Resilient cities study rates New York top and London third

Published on Wed, 13/12/2023 - 14:39

New York has been named as the global city with the most ability to adapt to the risks and uncertainties of the new century most effectively. This was the conclusion of a new report, The Resilient Cities Index, published by The Economist and sponsored by Tokio Marine.

New York was top, followed by Los Angeles, before the highest-rated European city was London, then came Paris and Amsterdam. The highest-rated Asian city was Singapore, followed by Tokyo. Melbourne was the highest-placed Australian settlement.

There were six main findings to the report, which was launched at a briefing held at Tokio Marine’s London office.

“The Resilient Cities Index is intended to identify gaps and challenges our cities face, giving insights into the opportunities and the way forward," said Brad Irick, CEO, Tokio Marine Kiln and executive officer of Tokio Marine.

"The research is intended to empower policymakers, city planners and communities to formulate targeted strategies that help ensure that cities not only survive, but thrive amid challenges. There are lessons to be learned for London, and it’s important insurance ecosystem,” he added.

Jonathan Birdwell, global head of policy and insights, The Economist, said: “One thing the index highlights is that stark fact that the cities in emerging markets facing the biggest risks, don’t have the adequate policies and finances to be able to meet those risks.

He emphasised that 1.8 billion people live in flood risk areas and that Asia is particularly vulnerable, with its cities’ temperatures warming faster than the global average.

“Last year, Asia experienced 81 climate and water related events, including droughts and floods, that, unfortunately led to the loss of life of 5,000 people, affected 50 million people, and led to over $36bn in damage,” he said.

Rapid urbanisation is making this threat more urgent, the study emphasised.

“The context for this work is global uncertainty is really at an all-time high. The impact is even greater in densely-populated areas…We see increasing urbanisation…two thirds of the world’s population will be living in cities and 2050,” Birdwell added.

Most cities, the authors decreed, performed well in the critical infrastructure pillar of the index but had weak points that need strategic focus.

The authors wrote: “The cities with the highest scores were Dubai, Shanghai, New York and Singapore. These capital-rich market locations have greater opportunities to develop new infrastructure, compared with European cities constrained by decades- or centuries-old systems. Within this pillar, digital infrastructure and transportation were a drag on cities’ resilience.”

It was also posited that most cities demonstrated poorer performance in the socio-institutional pillar, mostly due to income inequality and poor health and well-being metrics.
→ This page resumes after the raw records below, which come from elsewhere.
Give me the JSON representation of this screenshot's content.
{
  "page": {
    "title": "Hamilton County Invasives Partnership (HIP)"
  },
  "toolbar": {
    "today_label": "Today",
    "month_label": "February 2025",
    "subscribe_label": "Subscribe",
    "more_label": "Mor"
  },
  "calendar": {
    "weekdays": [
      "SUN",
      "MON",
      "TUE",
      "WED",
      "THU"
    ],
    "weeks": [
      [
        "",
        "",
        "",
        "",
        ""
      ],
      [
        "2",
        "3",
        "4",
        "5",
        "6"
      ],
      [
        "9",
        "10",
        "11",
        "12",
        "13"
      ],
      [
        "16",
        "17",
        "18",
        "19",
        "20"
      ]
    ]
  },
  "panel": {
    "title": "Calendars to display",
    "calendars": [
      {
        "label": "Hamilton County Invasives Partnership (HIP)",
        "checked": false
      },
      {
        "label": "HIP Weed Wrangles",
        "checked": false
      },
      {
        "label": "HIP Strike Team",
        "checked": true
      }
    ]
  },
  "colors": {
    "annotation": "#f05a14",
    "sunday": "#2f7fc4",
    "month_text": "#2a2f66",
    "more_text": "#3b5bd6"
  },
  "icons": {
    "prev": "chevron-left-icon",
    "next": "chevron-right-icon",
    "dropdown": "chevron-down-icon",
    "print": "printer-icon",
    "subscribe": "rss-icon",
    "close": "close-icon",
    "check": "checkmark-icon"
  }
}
Only nine had a single, comprehensive plan to support vulnerable groups. However, cities were promoting a culture of readiness to act in the event of a disaster. The majority scored highly on this or are working to improve their readiness.

The authors also found that cities adept at using data and technology to create operational efficiencies and share information with citizens were better at dealing with shocks.

Writing in the report, the authors said: “Patchy internet quality, which can impede access to digital services, pulled down the overall resilience score in the critical infrastructure pillar. Digital technologies and advanced data analytics can help to predict risks, optimise existing systems and keep the public informed. Greater digitalisation comes with risks, especially to critical infrastructure, but most cities in the index have built safeguards against this.”

Meanwhile, it was also found that most emerging economy cities lack adequate regulatory frameworks, strategies and incentives for future- proofing infrastructure.

Efforts to achieve environmental resilience, said the report are led by innovative solutions, including a variety of nature-based solutions to adapt to flooding and heat stress, from planting rooftop vegetation and mangrove forests (green infrastructure) to rehabilitating wetlands (blue infrastructure). Cities are also decarbonising by adopting renewable energy and negative emission technologies, such as carbon capture, storage and removal. However, the scalability of these technologies is likely to be challenging for resource-constrained emerging market cities.

Overall, the authors said that cities had the lowest average scores in the economic pillar, dragging down some cities that performed well in other areas.

They wrote: “The low penetration of financial safety nets hinders safeguards against threats and undermines a city’s ability to recover from shocks. Another aspect of economic resilience is a city’s ability to incubate innovation, which can foster solutions to a range of problems, from congestion to water stress. Unfortunately, most cities scored poorly on the indicator for start-up ecosystems.”